A piece of equipment was left inside a patient who underwent surgery at one of Shropshire’s acute hospitals, a report has revealed.

The mistake happened when part of a tool broke off during a procedure, but went unnoticed as theatre staff failed to follow the hospital’s theatre count policy.

A report to the board of Shrewsbury and Telford Hospital NHS Trust (SaTH) says the incident was classed as a ‘never event’ – the name given to incidents that are considered so serious they should never happen.

It was one of 12 incident investigations to be completed in May and June.

The report says the patient was undergoing a transurethral resection of the prostate (TURP), an operation to cut away a section of the prostate, when the device used to carry out the procedure, called a resectoscope, broke.

It says: “When the piece of equipment was thought to be lost, the correct procedure, as per the trust’s theatre count policy, was not adhered to.

“Resectoscope loops have always been manipulated by urology surgeons for some patients where a better cut is required.

“It is not uncommon for the loop to lose its integrity and break, but the side electrode is not expected to break."

The report says the error caused the patient “increased pain and anxiety”, and he also had to have a catheter for longer than would otherwise have been necessary.

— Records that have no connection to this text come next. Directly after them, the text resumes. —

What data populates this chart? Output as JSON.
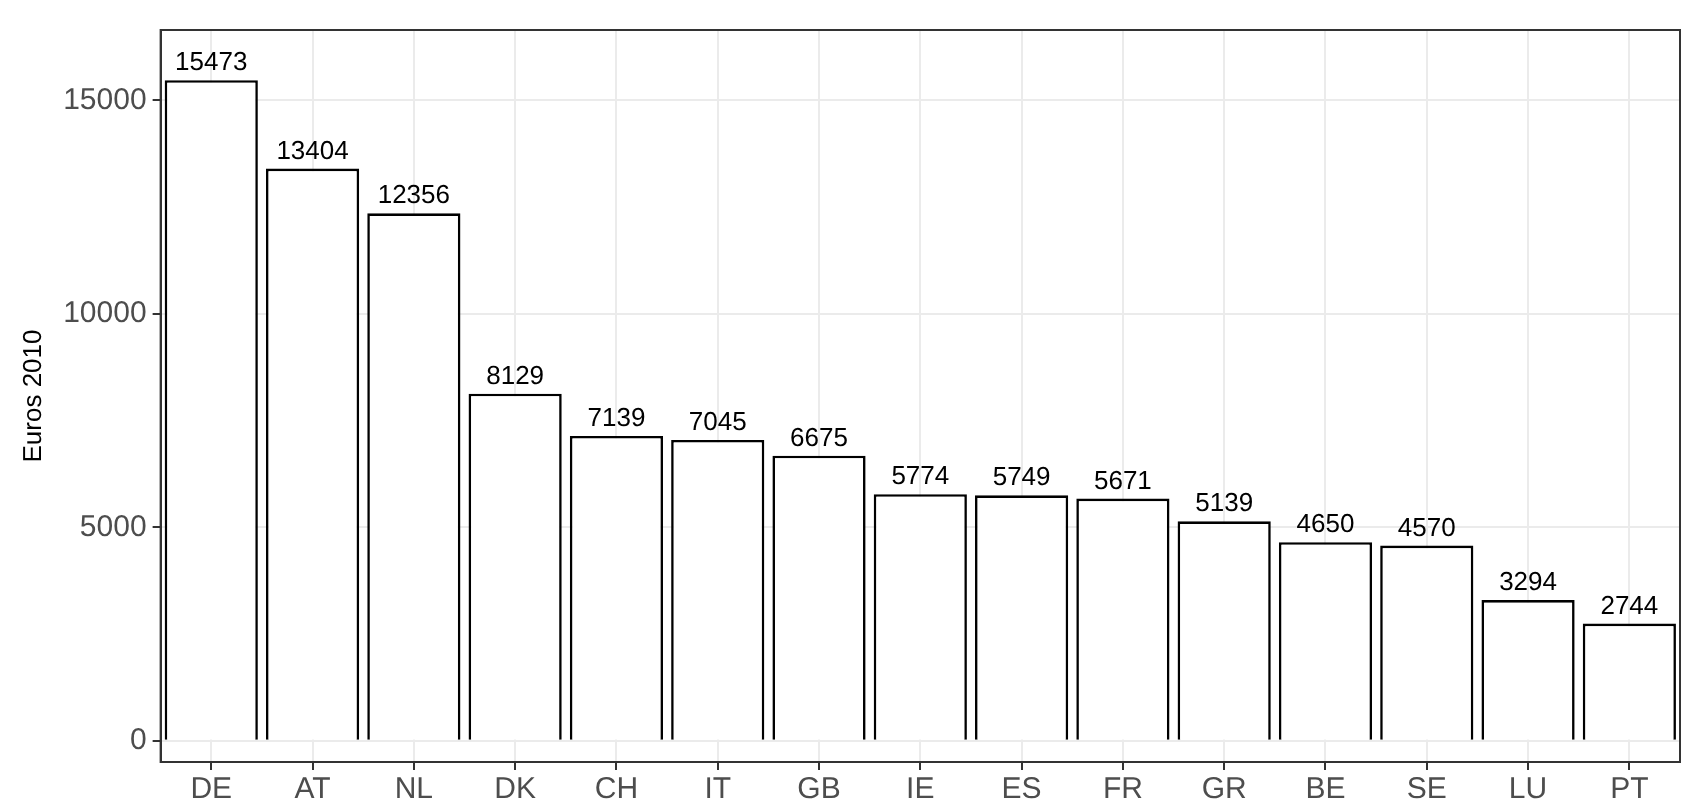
{
  "chart_data": {
    "type": "bar",
    "ylabel": "Euros 2010",
    "categories": [
      "DE",
      "AT",
      "NL",
      "DK",
      "CH",
      "IT",
      "GB",
      "IE",
      "ES",
      "FR",
      "GR",
      "BE",
      "SE",
      "LU",
      "PT"
    ],
    "values": [
      15473,
      13404,
      12356,
      8129,
      7139,
      7045,
      6675,
      5774,
      5749,
      5671,
      5139,
      4650,
      4570,
      3294,
      2744
    ],
    "color": "#ffffff",
    "ylim": [
      -500,
      16650
    ],
    "yticks": [
      0,
      5000,
      10000,
      15000
    ],
    "grid": true,
    "data_labels": true
  }
}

A number of actions have been taken following the investigation, including extra training and ensuring all theatre staff are aware of the correct process to follow regarding lost equipment.

The trust’s induction programme for agency staff will also be reviewed.

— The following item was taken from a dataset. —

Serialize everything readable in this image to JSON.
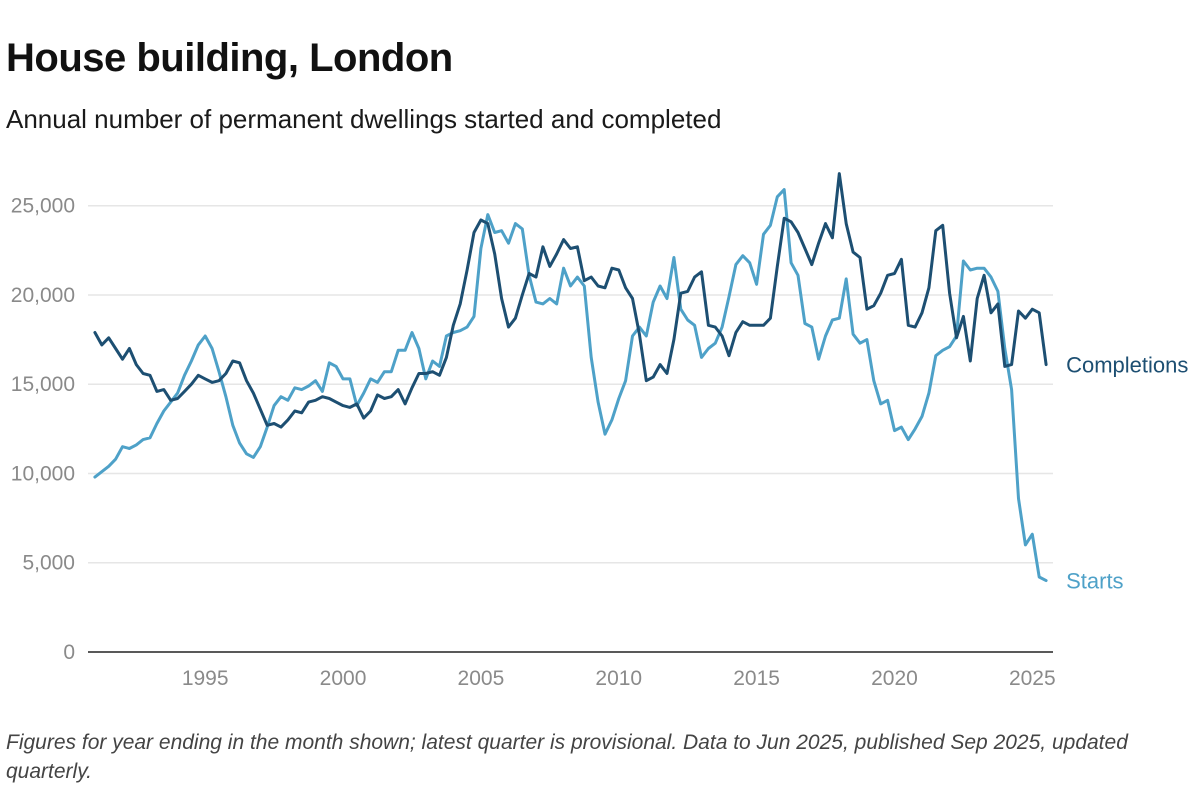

Among the 11 serious incident investigations concluded during the reporting period was a delayed lung cancer diagnosis, which “likely caused [the patient’s] disease to progress which limited his treatment options and impacted his prognosis”.

The report says it was due to an error in the x-ray archiving and communication system, compounded by “an unprecedented backlog in reporting due to workforce capacity and demand on the service”.

In another incident, delayed diagnosis and treatment due to overcrowding in A&E “led to a deterioration in the patient condition resulting in cardiac arrest”.

The investigation found that, while there was some learning to take from the incident, the patient’s death could not have been prevented.

The remainder of the investigations involved falls, pressure ulcers, other cases of delayed diagnosis and treatment, and an inappropriate discharge.

During May and June there were no ‘never events’ recorded, the report says.

However there were 16 serious incidents which are now subject to investigations.

They included seven cases of delayed diagnosis, and a baby receiving birth trauma injuries in a “difficult” caesarean.

The report will be discussed at a meeting of the trust’s board on Thursday.